Sabe bem qual é a resposta, Hugo, e é mesmo esse o problema (e não a liberdade de expressão).
Caro Ricardo Alves,
Não pessoalize. Como o Ricardo Alves sabe o "Público", com todos os seus defeitos, já publicou criticas ao seu director, aos seus cronistas, à forma como foram dadas notícias, etc.
No caso da RTP, não era dos programas de opinião de que eu falava. É da maneira como se faz o alinhamento das notícias do telejornal (que, como deve calcular, tem muito mais audiência sozinho do que os dois programas "políticos" juntos que a RTP tem...). Virgens na comunicação social não os há em lado nenhum. Nem em Portugal nem lá fora. Aqui o que há (e eu acho mal) são disfarces...
Não queira comparar um "plano" para controlar a comunicação social com a falta de rigor ou de isenção de alguns (ou muitos) jornalistas. Na minha opinião, aquilo que Sócrates tentou fazer é bem mais grave e por vários motivos, que penso que nem será necessário enumerar...
O que Sócrates fez, a confirmar-se, será gravíssimo.
Mas imagine que era assim...
Um grande empresário é sistematicamente atacado por um dado órgão de comunicação social, que ameaça revelar os podres do seu grupo económico. Como não lhe agrada a situação, combina-se com uns amigos da empresa A para comprar a empresa B que detém o tal órgão de comunicação social. O jornalista que o irrita é despedido. Meses depois, sabe-se tudo através de escutas telefónicas.
Resultado: toda a gente diz que não se passa nada, que é o mercado a funcionar.
Conclusão: os grandes empresários podem fazer o que quiserem, os políticos não. E até está certo, na minha opinião, porque não foram eleitos por nós. O problema é que isto não acaba no fortalecimento da democracia. Acaba na oligarquia por interposta democracia representativa.
Realmente a relação dos grandes grupos empresariais com a comunicação social é sempre bastante complexa...
Mas será que pequenos jornais independentes sobreviveriam sem os apoios do Estado ou a publicidade de grandes grupos empresariais?
O que é importante é que o nosso Estado regule e consiga impedir negócios que tenham por objectivo calar um jornal ou jornalista (penso que isso nunca aconteceu, mas posso estar enganado) e o mesmo Estado não deve ter qualquer tipo de interferência na comunicação social (excepto a regulação)...
Confirmo: o governo não concorre com grupos privados nem tem as mesmas responsabilidades.
Os governos têm a obrigação de cumprir a constituição e assegurar a pluralidade, concorrência saudável e respeito pelas leis a todos os órgãos de comunicação social.

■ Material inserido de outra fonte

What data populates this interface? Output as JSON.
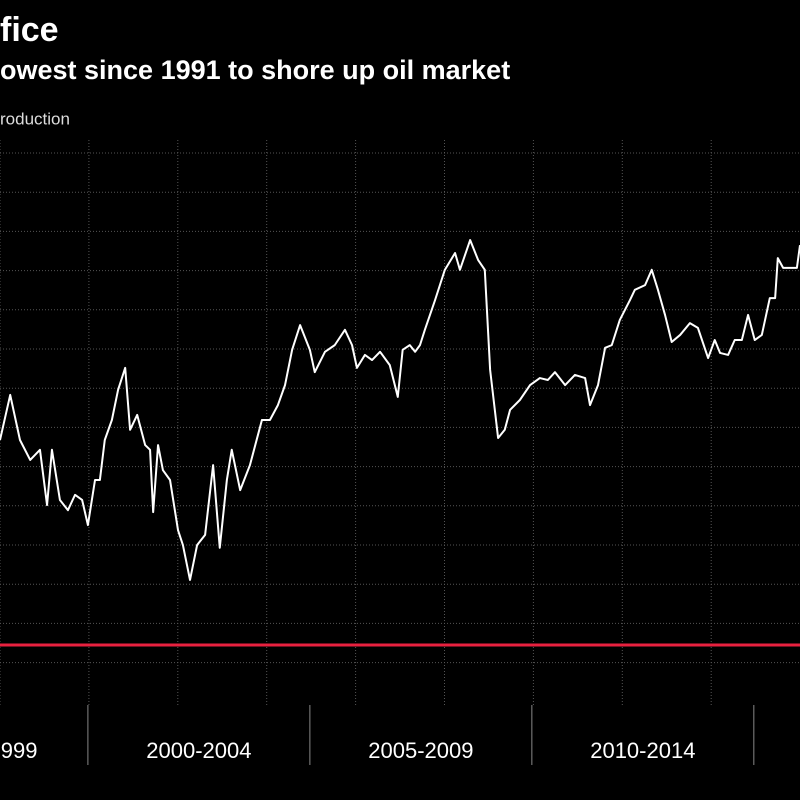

Historicamente faziam-no através do ministério competente para o efeito e prestavam um mau serviço embora sempre tenham tido o pudor de não interferir às claras no sector privado. Hoje em dia delegaram grande parte dessas funções numa ERC que está à vista de todos que não cumpre a sua missão nem parece que tenha sequer poderes para tal. LAteralmente existe ainda a autoridade da concorrência, que se dedica a fazer estudos de 9 meses para justificar que há concorrência saudável em todo o lado.
Não havendo sistema de controlos democráticos a funcionar, resta à democracia deixar-se ficar refém de quem faz o que lhe apetece desde que "formalmente" não esteja a cometer nenhum crime.
Isto até chegar ao ponto em que tudo gangrena e só com uma bomba atómica se consegue resolver alguma coisa. É nesse ponto que estamos: a batota é evidente e foram apanhados alguns pelintras em flagrante delito. Quem tiver a bomba atómica nas mãos tem que demitir todos os flagrados ou estará a ser cúmplice.
Se eu fosse o Pinto da Costa processava os manifestantes. Usar o azul e branco para aquela palhaçada?? Isso é ofensa ao bom nome do clube!